CCSM coupled model is based on a framework which divides the complete climate system into component models connected by a coupler. This design requires four component models - atmosphere, sea-ice, land, and ocean - each connected to the Coupler, and each exchanging data with the Coupler only.
The Observational Data Atmosphere Model (latm) functions as the atmosphere component in a CCSM configuration. The latm atmosphere component interacts with the Coupler just like any atmosphere model would, but it is not an active model, rather, it takes atmosphere data from input data files and sends it to the Coupler, ignoring any forcing data received from the Coupler. Typically the input data files contain climatological or time averaged observational data, although some data fabrication is usually necessary as it's unlikely that real world observations exists for all the required fields. Such a "dummy" atmosphere model is useful for doing ocean + ice spinup runs.

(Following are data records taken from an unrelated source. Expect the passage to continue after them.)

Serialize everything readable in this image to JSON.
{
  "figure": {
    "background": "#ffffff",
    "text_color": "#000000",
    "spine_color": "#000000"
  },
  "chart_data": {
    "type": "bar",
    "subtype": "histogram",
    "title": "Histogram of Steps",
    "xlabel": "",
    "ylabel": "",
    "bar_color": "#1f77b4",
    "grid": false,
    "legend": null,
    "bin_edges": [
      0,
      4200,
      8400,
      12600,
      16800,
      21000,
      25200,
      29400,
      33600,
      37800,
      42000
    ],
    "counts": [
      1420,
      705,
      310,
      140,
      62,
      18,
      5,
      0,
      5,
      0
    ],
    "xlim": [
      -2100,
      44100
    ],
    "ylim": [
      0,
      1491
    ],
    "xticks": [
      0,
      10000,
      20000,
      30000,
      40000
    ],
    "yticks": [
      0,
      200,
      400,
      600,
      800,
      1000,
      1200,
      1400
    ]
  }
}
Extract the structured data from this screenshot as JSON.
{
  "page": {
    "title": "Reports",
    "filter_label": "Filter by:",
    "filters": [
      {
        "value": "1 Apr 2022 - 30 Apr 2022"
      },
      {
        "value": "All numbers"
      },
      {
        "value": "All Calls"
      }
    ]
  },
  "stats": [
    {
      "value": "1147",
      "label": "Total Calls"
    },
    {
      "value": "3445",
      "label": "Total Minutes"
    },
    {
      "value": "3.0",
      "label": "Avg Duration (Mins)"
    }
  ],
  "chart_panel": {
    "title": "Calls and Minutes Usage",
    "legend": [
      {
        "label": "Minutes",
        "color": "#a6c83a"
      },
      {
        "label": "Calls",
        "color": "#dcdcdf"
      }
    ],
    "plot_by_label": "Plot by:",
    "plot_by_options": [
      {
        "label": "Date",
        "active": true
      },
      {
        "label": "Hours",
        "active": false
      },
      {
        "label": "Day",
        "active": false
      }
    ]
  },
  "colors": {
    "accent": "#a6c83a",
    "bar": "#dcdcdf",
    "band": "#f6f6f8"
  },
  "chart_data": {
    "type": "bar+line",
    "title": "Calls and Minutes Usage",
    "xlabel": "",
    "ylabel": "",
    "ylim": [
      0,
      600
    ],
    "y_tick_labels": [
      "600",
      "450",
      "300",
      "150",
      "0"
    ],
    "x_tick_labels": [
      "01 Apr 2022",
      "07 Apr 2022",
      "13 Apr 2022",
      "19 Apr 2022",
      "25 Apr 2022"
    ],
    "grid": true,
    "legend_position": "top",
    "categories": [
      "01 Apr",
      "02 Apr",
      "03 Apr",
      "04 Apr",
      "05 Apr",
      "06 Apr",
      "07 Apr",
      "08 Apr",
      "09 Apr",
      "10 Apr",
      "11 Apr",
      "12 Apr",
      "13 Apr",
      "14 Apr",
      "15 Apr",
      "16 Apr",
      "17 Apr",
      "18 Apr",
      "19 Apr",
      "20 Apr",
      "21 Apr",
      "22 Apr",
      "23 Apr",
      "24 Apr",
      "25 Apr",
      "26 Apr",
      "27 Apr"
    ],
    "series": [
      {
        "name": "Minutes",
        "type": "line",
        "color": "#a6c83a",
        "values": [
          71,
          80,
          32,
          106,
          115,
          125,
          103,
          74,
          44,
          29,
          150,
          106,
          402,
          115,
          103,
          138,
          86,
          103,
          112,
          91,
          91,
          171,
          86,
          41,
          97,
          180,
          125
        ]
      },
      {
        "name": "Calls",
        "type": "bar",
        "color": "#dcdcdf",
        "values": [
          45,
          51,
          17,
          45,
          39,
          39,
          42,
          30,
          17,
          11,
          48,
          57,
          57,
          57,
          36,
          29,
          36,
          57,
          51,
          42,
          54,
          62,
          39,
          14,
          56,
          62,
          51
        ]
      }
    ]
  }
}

This latm code is a variant of the datm code, the difference being that the datm cycles thru daily average data fields normally created by the CCSM active atmosphere component (CCM, now called CAM), while the latm cycles thru data from other sources (NCEP in particular). The latm cycles thru separate data file streams for atmospheric states, precipitation, and radiation. Further, these three data streams can have different sampling intervals, for example, radiation data can be daily average data while precipitation data is monthly average data. Note that this version of latm can only use NCEP data for all three data streams and the biases in these data produce solutions that are not of high scientific quality. The latm code is provided as an example of how one group of users altered the datm source code to cycle through different types of input data streams.
Important note: When assembling a CCSM configuration, the user must carefully consider the limitations and requirements of all components and make sure that the complete set of component models will interact in a meaningful way. In particular, the user must verify that the data provided by this model is adequate for their specific application.